Lavender (Lavandula) is beautiful not just in colour, but also in scent – giving off a fresh aroma that will fill your garden many times throughout the year. It’s eye-catching appearance and the fact that it is easy to look after, makes lavender a popular plant in many gardens.
Purchasing lavender, however, can be a bit of a minefield – with over 450 different types available to you with different colours, scents and growing capabilities. This article has combined all of the most important information that you could need when considering purchasing lavender for your garden.
Types of Lavender
There are five main types of lavender, but these then have many subtypes!
- English Lavender (Lavandula angustifolia) – growing towards the middle/end of summer and in many bright colours. This type of lavender has a very strong, sweet fragrance.
- French Lavender (Lavandula dentata) – Suited to hotter climates, this plant tends to be found in purple/pink colours, with petals that look like rabbit ears. This type of lavender has no smell, unlike many of the other varieties, but is evergreen and will flower from the beginning of summer to the end of autumn (some even flower on and off all year!)!
- Portuguese Lavender (Lavandula latifolia) – Portuguese lavender has two long lilac petals that grow up out of the top of each flower. It also has an even stronger smell than English lavender. This type is evergreen, so will look beautiful in your garden all through the year.
- Egyptian Lavender – Growing tall, lilac flowers on a stalk in Spring and Summer, this type of lavender has a very distinctive smell that makes it stand out from other types of lavender.
- Lavandin (Laandula x intermedia) – a hybrid of English lavender and Portuguese lavender, these plants are less hardy than English lavender, but can cope in a significantly warmer temperature.
Help! Which Lavender Should I Choose?
We understand how difficult it can be to choose between the different types of lavender, as they all have their pros and cons. Therefore we have provided a list of things for you to consider to help you commit to a lavender type that is right for you and your garden.
- Height – The height of lavender plants ranges from around 12 inches to over 3ft high, so consider the place in your garden that you are wanting to plant and if you are planting in a pot or in the ground, as a taller plant will need more space to bed into the ground.
- Flower – Each different type of lavender has different flowers that vary in not just colour but also shape and size. Some of the lavender flowers can be quite unusual looking, with spikes that stick up from the top of the flower (but this does mean that they are eye-catching!).

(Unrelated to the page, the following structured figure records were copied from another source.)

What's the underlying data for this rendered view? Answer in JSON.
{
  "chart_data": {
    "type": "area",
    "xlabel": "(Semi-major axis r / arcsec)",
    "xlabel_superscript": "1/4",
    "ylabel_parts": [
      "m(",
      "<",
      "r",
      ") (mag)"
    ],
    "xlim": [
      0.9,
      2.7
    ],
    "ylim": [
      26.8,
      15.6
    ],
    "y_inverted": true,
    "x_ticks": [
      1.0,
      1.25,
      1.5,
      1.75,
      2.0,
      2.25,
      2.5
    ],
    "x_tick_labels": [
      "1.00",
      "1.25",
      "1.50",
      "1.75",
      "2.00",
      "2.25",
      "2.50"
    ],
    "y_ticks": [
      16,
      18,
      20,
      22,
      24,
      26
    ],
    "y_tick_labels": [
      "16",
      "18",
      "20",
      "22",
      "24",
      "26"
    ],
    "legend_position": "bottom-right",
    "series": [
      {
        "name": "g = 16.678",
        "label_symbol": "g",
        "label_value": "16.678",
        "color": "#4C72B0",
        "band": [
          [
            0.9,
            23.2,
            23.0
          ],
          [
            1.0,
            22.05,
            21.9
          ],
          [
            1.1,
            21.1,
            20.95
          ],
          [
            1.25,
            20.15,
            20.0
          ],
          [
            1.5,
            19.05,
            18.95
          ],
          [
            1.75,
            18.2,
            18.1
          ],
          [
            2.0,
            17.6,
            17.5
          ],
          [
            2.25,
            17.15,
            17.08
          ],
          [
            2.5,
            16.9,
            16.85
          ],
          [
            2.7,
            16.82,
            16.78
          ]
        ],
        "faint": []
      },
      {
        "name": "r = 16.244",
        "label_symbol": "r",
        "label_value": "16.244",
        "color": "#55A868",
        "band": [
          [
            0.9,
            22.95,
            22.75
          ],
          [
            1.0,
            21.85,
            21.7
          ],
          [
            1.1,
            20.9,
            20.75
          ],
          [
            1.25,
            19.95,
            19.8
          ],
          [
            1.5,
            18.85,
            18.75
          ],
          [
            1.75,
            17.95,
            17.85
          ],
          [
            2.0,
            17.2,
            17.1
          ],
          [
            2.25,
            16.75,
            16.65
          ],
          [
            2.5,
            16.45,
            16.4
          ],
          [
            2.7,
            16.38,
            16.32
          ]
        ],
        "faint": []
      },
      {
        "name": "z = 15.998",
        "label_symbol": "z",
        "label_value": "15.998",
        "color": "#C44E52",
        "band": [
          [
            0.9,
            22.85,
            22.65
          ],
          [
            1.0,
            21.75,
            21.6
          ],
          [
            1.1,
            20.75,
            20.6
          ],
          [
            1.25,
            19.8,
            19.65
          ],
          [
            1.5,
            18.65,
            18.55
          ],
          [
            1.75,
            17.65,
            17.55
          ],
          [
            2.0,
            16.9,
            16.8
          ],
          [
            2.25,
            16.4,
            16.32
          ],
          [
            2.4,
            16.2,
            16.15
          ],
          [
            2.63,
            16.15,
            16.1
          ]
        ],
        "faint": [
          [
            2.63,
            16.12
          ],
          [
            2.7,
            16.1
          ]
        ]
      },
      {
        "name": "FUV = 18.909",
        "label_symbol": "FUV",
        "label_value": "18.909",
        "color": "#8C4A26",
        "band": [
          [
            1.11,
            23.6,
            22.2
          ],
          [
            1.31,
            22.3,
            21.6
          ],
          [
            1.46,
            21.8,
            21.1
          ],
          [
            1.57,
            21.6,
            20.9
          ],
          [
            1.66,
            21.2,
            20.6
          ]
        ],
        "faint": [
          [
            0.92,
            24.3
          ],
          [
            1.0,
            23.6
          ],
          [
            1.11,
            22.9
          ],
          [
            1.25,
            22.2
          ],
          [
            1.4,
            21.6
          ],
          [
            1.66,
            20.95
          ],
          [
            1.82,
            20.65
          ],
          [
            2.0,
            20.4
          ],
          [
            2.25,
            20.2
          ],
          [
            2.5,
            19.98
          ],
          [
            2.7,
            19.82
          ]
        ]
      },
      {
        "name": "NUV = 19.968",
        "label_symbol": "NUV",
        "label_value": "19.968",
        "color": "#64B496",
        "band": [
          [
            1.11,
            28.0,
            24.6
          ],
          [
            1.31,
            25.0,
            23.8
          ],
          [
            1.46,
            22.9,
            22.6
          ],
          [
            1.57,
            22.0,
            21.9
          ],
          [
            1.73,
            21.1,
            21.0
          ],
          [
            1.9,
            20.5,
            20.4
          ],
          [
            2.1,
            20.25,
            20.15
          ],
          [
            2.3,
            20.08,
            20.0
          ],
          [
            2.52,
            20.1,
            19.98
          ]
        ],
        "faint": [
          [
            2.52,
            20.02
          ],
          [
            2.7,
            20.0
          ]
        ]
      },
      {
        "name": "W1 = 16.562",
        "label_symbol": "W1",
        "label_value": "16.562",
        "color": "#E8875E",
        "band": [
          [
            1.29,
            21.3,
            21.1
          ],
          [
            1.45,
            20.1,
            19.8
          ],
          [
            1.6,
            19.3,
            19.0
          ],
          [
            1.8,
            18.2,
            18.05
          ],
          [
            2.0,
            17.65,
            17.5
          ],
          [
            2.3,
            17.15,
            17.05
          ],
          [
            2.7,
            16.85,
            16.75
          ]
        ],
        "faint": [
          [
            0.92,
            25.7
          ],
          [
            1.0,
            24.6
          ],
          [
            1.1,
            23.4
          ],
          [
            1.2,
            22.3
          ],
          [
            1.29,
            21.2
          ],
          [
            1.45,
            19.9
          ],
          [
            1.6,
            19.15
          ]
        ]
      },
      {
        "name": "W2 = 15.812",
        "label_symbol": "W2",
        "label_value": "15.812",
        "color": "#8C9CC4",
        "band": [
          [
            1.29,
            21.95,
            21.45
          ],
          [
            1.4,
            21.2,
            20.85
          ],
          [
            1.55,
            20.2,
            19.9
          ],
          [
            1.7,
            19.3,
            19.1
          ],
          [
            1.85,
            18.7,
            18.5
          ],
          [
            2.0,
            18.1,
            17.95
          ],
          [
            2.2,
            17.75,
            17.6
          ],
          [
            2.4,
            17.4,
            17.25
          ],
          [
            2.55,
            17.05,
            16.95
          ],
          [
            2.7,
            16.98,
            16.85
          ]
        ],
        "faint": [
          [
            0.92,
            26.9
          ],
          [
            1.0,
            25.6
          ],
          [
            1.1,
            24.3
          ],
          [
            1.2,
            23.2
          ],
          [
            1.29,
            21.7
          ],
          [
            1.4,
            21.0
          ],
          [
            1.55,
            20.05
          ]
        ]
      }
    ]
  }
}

- When will it bloom? – This is important when planning your garden – some will want a garden with all the plants blooming around the same time, for that beautiful, dramatic effect, whereas others would want different parts of their garden to shine at different times so that there is always something to look at! Lavender usually blooms during early Summer but we would recommend checking, as others can be in bloom all year round, whereas some don’t bloom until Autumn.
- Hardiness – Most lavenders are relatively hardy and can cope with almost anything the British weather has to throw at them. However, it is important to check as some types will only be suited to warm weather so will need protecting in winter.
Best Conditions for Growing Lavender
- As hard as this might be to believe – lavender actually doesn’t grow as well in fertile soils! It much prefers sandy or chalky soils.
- Lavender is suited to a setting in full sun and can cope in drier conditions than many other plants, making it ideal to brighten up those corners of the garden that are too dry for other plants. They can, however, struggle to grow in very wet soil (which can be a common occurrence in the UK!), so if your garden is prone to this, we would recommend adding grit to the bottom of your hole before planting.
- The best time to plant your lavender is in Spring (hardier types will also cope being planted in Autumn).
- Less hardy types of lavender should be planted in pots that can be moved somewhere indoors during winter.
Uses for Lavender
Lavender has been used for thousands of years, seen as a holy herb by the Greeks, used in the mummification process by the Egyptians and by the Romans in their baths, beds, clothes and hair! The word “lavender” even comes from the Latin word for “wash”!
Fast forward a few thousand years and lavender is still being used in homes to this day for many purposes. The oil that can be produced from lavender flowers has many benefits, such as being anti-inflammatory, an antiseptic, and can ease the discomfort of cuts, sunburn and bites. As if this isn’t enough, lavender is also well known for its relaxing agents, being used regularly in types of aromatherapy, plus to aid sleep and relaxation.
As well as this, many types of lavender can be used in cooking (usually when the flowers are dried) to add flavour to meat, desserts and baking, for example.
Frequently Asked Questions
Yes! To get the best results from your lavender then it will need annual pruning. Failure to do this could result in considerably fewer flowers growing on your plant. Prune once a year, usually during August, removing any brown legs to just above the green shoot to give your plant a new lease of life!
Many beautiful estates have fantastic lavender borders or lavender walls. This delightful sight is actually much easier than it looks to create. Simply prepare the ground that you are going to be working with to check that it is going to be right for your plant (see above) and then plant your lavender around 30cm apart to leave space for them to grow. Make sure to prune your plants once a year to encourage them to grow in the right direction and in no time you will have your beautiful lavender border!